The only film I saw with Ralph, who once again is letting me put my sleeping bag down in his accommodation, was the last screening of the night, a Japanese thriller, "Himitsu, The Top Secret."  Its plot was a secret as well, as the program had nothing to say about it.  There was only one other film in the final time slot of the day, other than Woody Allen's Opening Night film which I couldn't consider as it required formal attire, a horror film that neither of us had any desire to see.  
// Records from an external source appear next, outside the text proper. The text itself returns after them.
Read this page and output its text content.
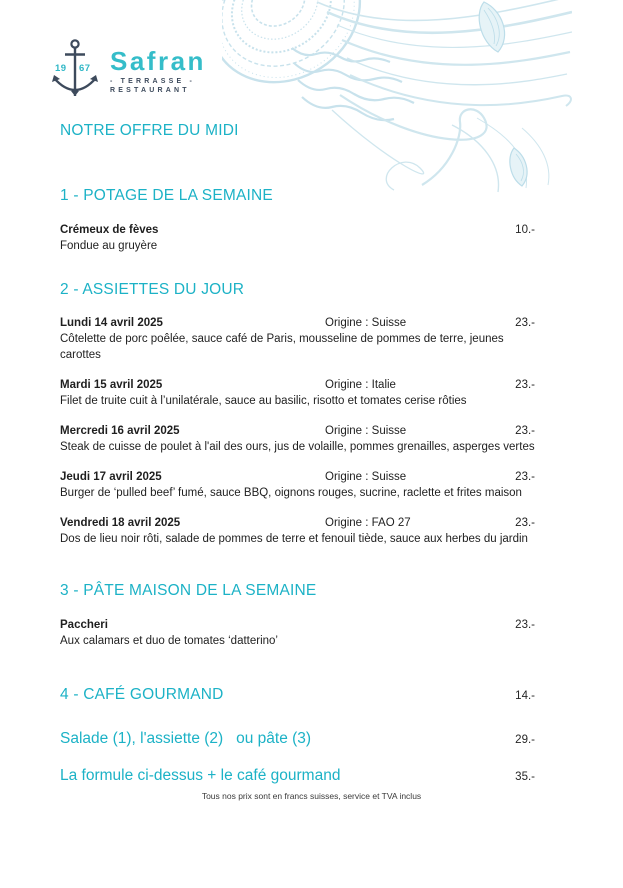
19 67 Safran
- TERRASSE -
RESTAURANT
NOTRE OFFRE DU MIDI
1 - POTAGE DE LA SEMAINE
Crémeux de fèves	10.-
Fondue au gruyère
2 - ASSIETTES DU JOUR
Lundi 14 avril 2025	Origine : Suisse	23.-
Côtelette de porc poêlée, sauce café de Paris, mousseline de pommes de terre, jeunes carottes
Mardi 15 avril 2025	Origine : Italie	23.-
Filet de truite cuit à l’unilatérale, sauce au basilic, risotto et tomates cerise rôties
Mercredi 16 avril 2025	Origine : Suisse	23.-
Steak de cuisse de poulet à l'ail des ours, jus de volaille, pommes grenailles, asperges vertes
Jeudi 17 avril 2025	Origine : Suisse	23.-
Burger de ‘pulled beef’ fumé, sauce BBQ, oignons rouges, sucrine, raclette et frites maison
Vendredi 18 avril 2025	Origine : FAO 27	23.-
Dos de lieu noir rôti, salade de pommes de terre et fenouil tiède, sauce aux herbes du jardin
3 - PÂTE MAISON DE LA SEMAINE
Paccheri	23.-
Aux calamars et duo de tomates ‘datterino’
4 - CAFÉ GOURMAND	14.-
Salade (1), l'assiette (2)   ou pâte (3)	29.-
La formule ci-dessus + le café gourmand	35.-
Tous nos prix sont en francs suisses, service et TVA inclus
Ralph lived in Tokyo for over ten years and I spent a couple months bicycling it, so we are always drawn to Japanese films. We weren't sure if we would stick with it as it was 149 minutes long and we didn't care to fall into sleep deprivation too soon into the festival, but this police thriller held us and most of the audience until the very end even though it's multiple story lines weren't fully resolved.  It was a sci-if police thriller with a special unit solving crimes by searching the memories of corpses.  The science hasn't been perfected, so the evidence it produces can't be used in court, but it greatly assists the police in solving crimes.  This was stylishly directed and acted and a somewhat satisfying final dose of cinema for the day before the meatier fare begins on Day Two.